Boris Johnson is someone who prefers slogans to the slog of policy.
His “Get Brexit done” was easy to say but clearly the Prime Minister cannot be bothered completing the job on the Northern Ireland border.
Whatever his pledge of a “global Britain” was meant to be in his Brexit Promiseland, it was not the sacking of 800 skilled seafarers by Zoom call and their replacement with wage slaves on £1.82 an hour.
Perhaps that was in the small print, or actually on the campaign banners which predicted that a UK adrift on the oceans of capitalism could only forge ahead by undercutting wages and conditions of their workforce.
So it is that the UK has employment regulations to put the captain of a pirate buccaneer to shame.
The ultimate owner of the P&O Ferries, the Dubai-based DP World, already runs two of the biggest shipping ports in the UK.

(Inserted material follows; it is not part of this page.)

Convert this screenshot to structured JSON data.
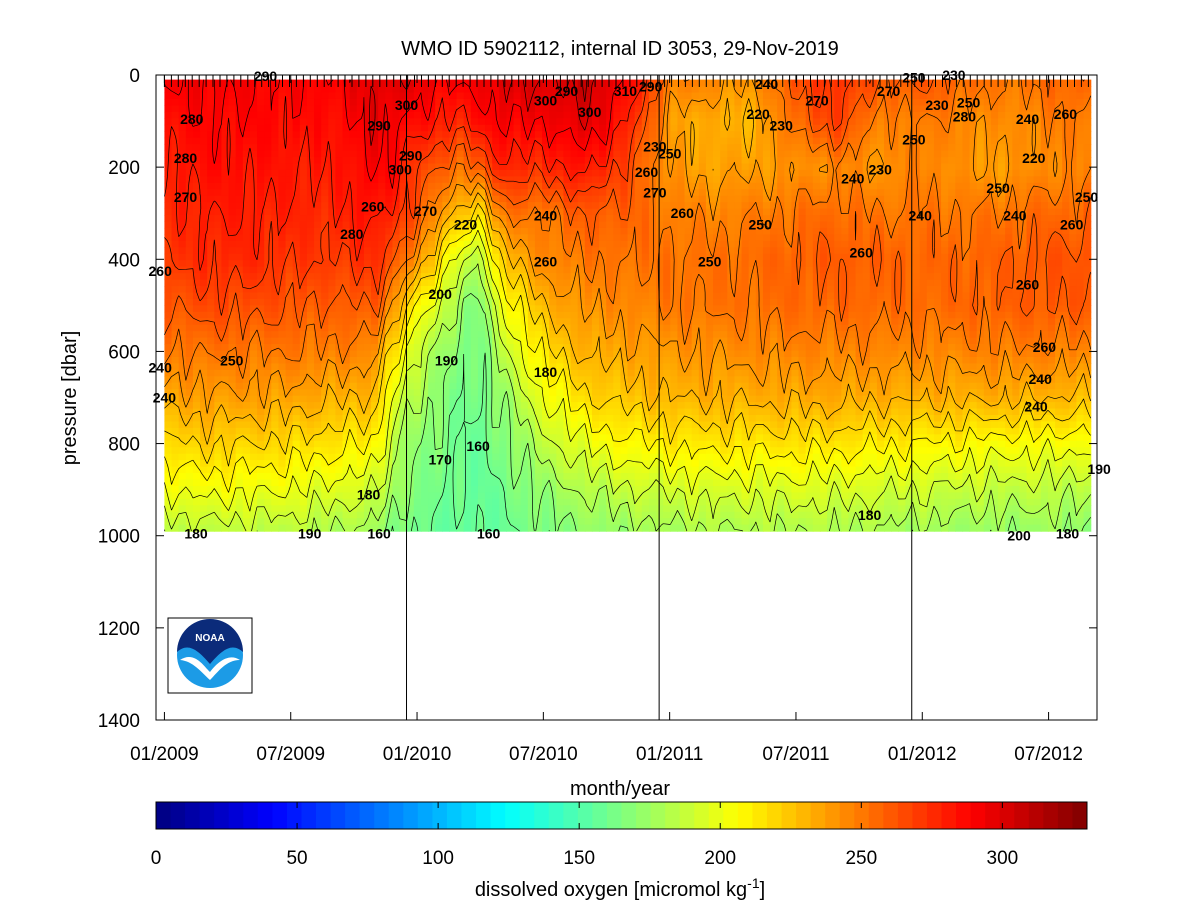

Given the opportunity to convert these into light-regulation freeports, there is no doubt about which direction they would take employment practices.
But we have a government so craven and desperate to prove the impossible – that Brexit can be an economic success – that it is willing to have its citizens treated like dirt by a company like DP World.
Brexit’s slogan was “taking back control” but Johnson did not say that included giving workers’ rights away to pirate profiteers.
Give Ukraine a Hampden roar
Scotland play Poland on Thursday night at Hampden in a game that looks a long way from being a full house.
Steve Clarke’s side were meant to be playing Ukraine that night in a World Cup semi-final play-off.
But for reasons that don’t need repeating, that fixture has been
postponed until June.
The game on Thursday may be a friendly but in many ways, it’s more important than football.
For each match ticket sold, £10 will be donated to Unicef to support its humanitarian response in Ukraine.
The Unicef emergency appeal raises essential funds to support families and their children within Ukraine and those that have been displaced to neighbouring countries.
It’s for that reason we need as many fans at Hampden on Thursday as possible.
This is a chance for Scotland to send a message of solidarity to Ukraine and raise vital funds at the same time.